Duke Cox, Grand Valley Citizens Alliance
A general contractor in Colorado's Grand Valley, Duke Cox says the first time he became aware that drilling for gas might be a problem was back in the early 2000s when he happened to attend a local public hearing on oil and gas development. A woman who came to testify
began sobbing as she talked about the gas rigs that were making the air around her home impossible to breathe.
"There were 17 rigs in the area, at that time," Cox says. "And they were across the valley, so I wasn't affected. But she was my neighbor." The incident led Cox to join the Grand Valley Citizens Alliance
, a group of activists concerned about drilling policies in his area on Colorado's Western Slope. Within months he became the group's President and public face. And as fracking for gas became more common across the state, he has found more and more of his time taken up with the cause.
"We are ground zero for natural gas and fracking in this country," he says.
His claim is not hyperbole in many respects. Scientists in Colorado are publishing alarming studies that show gas wells harm those living in close proximity, and dozens of stories stretching back over a decade have documented the ill effects of natural gas drilling on Colorado's citizens.

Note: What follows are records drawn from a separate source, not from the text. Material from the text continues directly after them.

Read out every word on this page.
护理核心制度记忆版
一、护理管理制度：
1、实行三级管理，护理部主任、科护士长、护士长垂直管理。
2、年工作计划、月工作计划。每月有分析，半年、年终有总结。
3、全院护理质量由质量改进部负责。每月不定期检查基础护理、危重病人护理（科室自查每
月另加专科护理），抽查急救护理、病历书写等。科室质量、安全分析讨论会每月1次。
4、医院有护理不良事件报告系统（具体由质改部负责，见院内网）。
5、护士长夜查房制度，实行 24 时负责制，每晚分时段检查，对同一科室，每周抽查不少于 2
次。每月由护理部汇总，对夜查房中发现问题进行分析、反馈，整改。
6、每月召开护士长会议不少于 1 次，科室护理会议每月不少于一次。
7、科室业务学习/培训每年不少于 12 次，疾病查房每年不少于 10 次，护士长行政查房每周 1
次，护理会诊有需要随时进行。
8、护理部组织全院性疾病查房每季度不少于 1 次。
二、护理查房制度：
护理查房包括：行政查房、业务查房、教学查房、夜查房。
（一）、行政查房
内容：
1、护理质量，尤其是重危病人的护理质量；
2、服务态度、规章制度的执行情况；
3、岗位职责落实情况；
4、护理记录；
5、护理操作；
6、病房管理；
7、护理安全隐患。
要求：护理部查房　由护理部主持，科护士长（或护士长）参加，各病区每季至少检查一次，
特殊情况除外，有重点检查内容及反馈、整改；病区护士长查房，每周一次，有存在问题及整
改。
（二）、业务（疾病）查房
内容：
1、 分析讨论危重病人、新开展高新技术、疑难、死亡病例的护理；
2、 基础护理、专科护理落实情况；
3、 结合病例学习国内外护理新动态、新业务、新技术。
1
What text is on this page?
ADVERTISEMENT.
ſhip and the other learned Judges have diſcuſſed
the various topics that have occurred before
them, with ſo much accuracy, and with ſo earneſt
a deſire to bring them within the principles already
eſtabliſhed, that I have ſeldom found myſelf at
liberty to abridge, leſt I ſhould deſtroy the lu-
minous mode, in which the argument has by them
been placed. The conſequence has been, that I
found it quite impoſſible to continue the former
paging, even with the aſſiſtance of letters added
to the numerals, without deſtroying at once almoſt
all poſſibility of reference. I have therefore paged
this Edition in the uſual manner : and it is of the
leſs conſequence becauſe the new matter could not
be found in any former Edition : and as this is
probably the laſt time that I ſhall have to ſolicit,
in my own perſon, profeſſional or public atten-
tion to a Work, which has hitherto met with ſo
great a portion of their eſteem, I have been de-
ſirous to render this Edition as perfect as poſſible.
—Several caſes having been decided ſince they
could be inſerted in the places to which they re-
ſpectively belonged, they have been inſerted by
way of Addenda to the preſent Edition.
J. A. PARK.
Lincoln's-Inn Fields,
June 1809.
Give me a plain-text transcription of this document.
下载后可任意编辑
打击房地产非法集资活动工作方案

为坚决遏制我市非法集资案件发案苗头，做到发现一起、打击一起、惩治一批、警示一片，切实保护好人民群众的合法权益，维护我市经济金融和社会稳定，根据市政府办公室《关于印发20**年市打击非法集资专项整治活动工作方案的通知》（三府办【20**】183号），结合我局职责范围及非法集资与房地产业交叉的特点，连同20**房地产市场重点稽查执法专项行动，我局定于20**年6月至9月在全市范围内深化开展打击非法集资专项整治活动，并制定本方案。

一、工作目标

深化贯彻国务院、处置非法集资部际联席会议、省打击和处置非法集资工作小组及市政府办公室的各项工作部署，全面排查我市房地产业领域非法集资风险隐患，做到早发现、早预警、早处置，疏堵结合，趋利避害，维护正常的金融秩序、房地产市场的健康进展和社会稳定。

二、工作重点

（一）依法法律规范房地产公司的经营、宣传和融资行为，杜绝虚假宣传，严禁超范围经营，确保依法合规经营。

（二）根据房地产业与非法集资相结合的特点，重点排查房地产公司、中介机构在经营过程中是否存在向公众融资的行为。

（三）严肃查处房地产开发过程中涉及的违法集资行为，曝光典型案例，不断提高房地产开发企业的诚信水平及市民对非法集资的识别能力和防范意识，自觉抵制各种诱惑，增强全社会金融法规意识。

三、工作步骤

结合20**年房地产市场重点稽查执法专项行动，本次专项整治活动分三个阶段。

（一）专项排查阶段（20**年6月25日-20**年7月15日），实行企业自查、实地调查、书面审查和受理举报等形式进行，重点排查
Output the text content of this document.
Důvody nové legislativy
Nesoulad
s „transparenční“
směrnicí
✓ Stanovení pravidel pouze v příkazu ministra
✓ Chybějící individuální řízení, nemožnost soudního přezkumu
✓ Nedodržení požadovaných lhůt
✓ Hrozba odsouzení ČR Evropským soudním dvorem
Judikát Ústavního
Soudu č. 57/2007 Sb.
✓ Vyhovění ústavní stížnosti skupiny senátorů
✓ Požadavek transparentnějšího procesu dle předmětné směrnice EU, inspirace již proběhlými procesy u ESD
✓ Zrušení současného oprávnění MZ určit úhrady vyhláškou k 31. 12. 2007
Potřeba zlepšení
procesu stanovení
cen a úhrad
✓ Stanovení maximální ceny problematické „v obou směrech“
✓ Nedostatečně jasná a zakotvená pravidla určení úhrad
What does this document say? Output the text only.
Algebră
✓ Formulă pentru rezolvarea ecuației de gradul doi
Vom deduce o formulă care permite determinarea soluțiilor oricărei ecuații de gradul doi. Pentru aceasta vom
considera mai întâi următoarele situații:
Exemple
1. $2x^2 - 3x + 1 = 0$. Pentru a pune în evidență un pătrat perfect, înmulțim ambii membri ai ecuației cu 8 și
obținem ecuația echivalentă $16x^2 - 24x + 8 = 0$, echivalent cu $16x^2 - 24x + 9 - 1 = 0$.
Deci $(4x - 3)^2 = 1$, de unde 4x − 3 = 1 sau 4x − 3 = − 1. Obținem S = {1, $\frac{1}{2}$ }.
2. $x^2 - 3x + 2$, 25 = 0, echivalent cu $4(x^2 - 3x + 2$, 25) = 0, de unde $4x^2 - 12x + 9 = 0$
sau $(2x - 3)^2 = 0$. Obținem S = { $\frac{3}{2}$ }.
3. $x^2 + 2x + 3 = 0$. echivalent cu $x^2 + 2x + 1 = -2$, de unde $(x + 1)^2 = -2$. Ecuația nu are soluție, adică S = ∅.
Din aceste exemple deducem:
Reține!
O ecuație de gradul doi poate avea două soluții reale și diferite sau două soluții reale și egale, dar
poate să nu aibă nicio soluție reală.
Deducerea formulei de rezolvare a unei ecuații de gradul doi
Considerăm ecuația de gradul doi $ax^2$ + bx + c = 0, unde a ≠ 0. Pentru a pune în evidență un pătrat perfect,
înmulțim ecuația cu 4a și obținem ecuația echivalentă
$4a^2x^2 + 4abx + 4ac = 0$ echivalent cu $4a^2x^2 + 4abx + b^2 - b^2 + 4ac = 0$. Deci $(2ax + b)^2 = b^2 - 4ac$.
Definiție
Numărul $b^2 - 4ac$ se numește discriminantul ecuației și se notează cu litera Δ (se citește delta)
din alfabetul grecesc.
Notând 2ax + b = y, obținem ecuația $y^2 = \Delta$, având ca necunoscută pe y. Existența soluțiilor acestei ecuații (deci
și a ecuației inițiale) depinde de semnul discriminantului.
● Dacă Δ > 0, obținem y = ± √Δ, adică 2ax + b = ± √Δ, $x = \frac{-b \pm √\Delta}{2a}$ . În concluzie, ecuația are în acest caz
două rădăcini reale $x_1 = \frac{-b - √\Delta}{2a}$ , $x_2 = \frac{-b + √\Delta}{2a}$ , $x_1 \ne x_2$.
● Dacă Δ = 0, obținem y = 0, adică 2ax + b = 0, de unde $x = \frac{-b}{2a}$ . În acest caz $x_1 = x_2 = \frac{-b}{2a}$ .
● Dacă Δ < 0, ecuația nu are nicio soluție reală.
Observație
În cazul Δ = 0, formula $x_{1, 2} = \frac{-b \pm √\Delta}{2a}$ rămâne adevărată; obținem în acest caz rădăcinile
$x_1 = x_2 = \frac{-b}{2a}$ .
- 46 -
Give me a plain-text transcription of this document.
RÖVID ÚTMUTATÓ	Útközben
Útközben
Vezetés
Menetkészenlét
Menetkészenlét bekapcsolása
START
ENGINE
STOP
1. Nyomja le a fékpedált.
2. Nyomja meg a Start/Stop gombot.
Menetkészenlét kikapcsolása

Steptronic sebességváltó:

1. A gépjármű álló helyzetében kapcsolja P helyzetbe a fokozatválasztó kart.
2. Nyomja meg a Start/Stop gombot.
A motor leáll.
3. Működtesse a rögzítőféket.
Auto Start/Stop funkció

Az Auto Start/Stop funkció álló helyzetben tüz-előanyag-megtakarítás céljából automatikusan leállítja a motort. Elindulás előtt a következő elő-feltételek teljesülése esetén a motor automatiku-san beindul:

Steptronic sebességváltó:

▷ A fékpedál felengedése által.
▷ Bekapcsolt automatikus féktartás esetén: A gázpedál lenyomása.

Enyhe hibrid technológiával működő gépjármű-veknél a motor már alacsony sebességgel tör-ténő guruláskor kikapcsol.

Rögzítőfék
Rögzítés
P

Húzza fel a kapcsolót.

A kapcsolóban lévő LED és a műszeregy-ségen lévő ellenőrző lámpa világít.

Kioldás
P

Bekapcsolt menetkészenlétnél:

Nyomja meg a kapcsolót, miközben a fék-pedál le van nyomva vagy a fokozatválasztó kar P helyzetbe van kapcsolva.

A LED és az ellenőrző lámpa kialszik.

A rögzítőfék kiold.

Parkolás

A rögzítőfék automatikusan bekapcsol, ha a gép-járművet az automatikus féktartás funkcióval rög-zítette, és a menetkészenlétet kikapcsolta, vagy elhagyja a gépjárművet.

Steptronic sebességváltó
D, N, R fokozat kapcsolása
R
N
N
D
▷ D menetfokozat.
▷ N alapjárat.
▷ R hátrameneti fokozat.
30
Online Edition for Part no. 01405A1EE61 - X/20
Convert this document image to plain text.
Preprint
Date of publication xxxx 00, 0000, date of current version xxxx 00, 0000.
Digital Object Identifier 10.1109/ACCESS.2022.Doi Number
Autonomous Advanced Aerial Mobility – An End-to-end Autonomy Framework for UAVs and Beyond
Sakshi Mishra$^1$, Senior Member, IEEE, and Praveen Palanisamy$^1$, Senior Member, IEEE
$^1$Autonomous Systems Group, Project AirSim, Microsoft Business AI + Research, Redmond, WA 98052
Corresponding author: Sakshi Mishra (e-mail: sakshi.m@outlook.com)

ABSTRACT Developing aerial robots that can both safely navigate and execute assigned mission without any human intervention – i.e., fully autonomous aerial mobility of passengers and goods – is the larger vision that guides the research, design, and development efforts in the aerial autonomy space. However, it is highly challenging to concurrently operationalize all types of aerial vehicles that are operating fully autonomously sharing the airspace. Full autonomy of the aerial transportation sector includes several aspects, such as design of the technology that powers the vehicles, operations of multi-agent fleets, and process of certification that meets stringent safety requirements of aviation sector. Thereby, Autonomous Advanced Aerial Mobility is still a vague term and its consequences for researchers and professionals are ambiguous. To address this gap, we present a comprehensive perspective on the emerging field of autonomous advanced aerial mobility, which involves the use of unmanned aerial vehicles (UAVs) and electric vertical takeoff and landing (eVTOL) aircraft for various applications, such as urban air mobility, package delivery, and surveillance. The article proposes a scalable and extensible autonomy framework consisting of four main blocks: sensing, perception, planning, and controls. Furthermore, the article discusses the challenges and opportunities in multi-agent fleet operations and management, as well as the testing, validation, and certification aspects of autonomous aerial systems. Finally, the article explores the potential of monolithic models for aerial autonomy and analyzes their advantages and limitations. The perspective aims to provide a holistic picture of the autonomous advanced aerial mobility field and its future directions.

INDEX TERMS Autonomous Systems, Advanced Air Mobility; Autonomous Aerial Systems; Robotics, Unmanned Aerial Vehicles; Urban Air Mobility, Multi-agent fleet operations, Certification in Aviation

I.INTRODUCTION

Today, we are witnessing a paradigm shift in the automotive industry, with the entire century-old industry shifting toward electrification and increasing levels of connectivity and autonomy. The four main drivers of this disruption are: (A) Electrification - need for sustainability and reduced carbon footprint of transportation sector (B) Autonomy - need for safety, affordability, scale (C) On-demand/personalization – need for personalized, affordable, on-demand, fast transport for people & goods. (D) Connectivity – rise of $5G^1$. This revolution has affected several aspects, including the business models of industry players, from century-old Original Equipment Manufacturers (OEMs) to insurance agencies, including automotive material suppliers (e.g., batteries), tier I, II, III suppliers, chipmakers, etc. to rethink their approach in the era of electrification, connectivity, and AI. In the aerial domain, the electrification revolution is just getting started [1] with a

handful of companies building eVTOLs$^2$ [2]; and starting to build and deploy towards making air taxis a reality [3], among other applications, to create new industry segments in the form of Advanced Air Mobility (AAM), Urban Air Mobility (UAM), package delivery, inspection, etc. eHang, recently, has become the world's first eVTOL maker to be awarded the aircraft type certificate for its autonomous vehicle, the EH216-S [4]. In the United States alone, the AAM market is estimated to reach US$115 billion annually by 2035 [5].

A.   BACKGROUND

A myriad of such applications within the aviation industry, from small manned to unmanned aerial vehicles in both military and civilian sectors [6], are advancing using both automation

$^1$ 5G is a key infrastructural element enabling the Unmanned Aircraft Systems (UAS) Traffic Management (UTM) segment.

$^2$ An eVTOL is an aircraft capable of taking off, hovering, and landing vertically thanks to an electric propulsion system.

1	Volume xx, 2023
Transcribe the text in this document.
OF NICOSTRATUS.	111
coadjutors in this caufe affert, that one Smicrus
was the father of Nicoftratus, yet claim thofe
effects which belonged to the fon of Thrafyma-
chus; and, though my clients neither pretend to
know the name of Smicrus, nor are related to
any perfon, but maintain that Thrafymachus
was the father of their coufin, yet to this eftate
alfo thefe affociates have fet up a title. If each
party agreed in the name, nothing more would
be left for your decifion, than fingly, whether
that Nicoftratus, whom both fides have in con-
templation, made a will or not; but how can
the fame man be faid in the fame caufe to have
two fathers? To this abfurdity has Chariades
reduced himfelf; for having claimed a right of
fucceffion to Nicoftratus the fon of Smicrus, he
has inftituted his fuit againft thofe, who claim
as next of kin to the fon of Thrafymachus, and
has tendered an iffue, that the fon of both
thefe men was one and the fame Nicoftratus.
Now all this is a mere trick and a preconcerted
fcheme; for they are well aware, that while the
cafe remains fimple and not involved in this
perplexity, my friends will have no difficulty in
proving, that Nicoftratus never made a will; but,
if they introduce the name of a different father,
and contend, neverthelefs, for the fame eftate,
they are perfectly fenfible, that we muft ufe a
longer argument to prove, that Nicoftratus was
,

In response to public unease, the state has created a system
to report complaints of oil and gas health effects. The subject has become so acute that it consumes Colorado's politicians and electorate, who have been squaring off on multiple ballot initiatives
to limit where companies can drill, in order to provide a buffer between gas wells and people's homes.
But there's one fact the industry would like to hide from the public (but uses in its lobbying of Congress): much of the drilling activity in Colorado would never happen were it not for generous tax subsidies.
Four years ago, the American Petroleum Institute concluded
that gas development would fall dramatically in the Rocky Mountain region without certain tax breaks to make development economically viable. While precise figures for subsidies specific to Colorado are difficult to derive, a recent report by Oil Change International
shows that subsidies to the fossil fuel industry continue to grow in value as the fracking boom has hit its stride.
At the national level, the report shows over $21 billion in federal and state subsidies that taxpayers provided to the fossil fuel industry in 2013. The use and value of these subsidies have increased dramatically in recent years - a product of the "all of the above" energy policy.
"They are profitable because of tax breaks," says Cox.